Issa and his colleagues are playing “gotcha,” and it’s being taken very seriously by the folks who let Fox News tell them what is important. Not me.
I hold no deep respect or affection for the ATF (remember the Waco raid?), or the administration’s other drug warriors. People have already lost their jobs over “Fast and Furious,” and if more heads roll, including Holder’s, I’ll shed no tears.
But it’s a sideshow. “Fast and Furious” just confirms my longstanding conclusion that the war on drugs inevitably leads to tragedy, absurdity and unintended consequences.

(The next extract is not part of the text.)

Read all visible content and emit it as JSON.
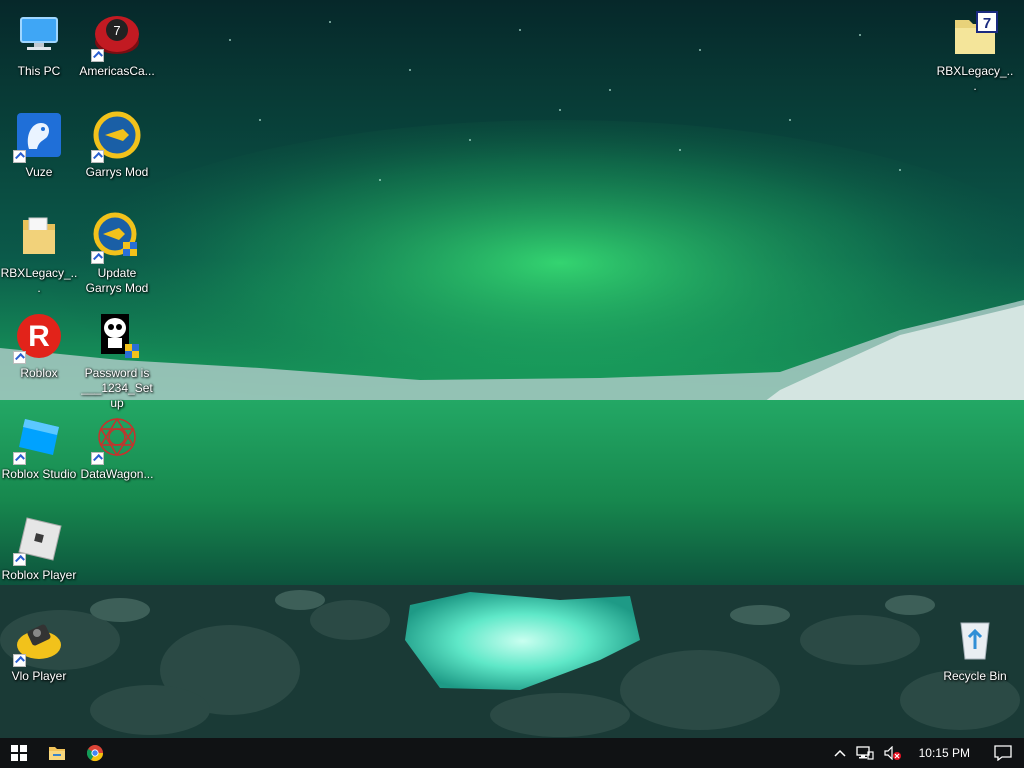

The politicians don’t want to talk about the 40-year failure of the war on drugs, of which "Fast and Furious" is an infinitesimal part. They don’t really want to face the bloodied victims of America’s flawed policies and stunted politics or listen to the leaders of Latin American nations caught in the crossfire. Issa and the House Republicans have no interest in addressing the real problem. Neither do Barack Obama or Mitt Romney.
“Fast and Furious” is a small deal. When our so-called leaders want to tackle a big deal like America’s crazy drug policies, I’ll take them seriously.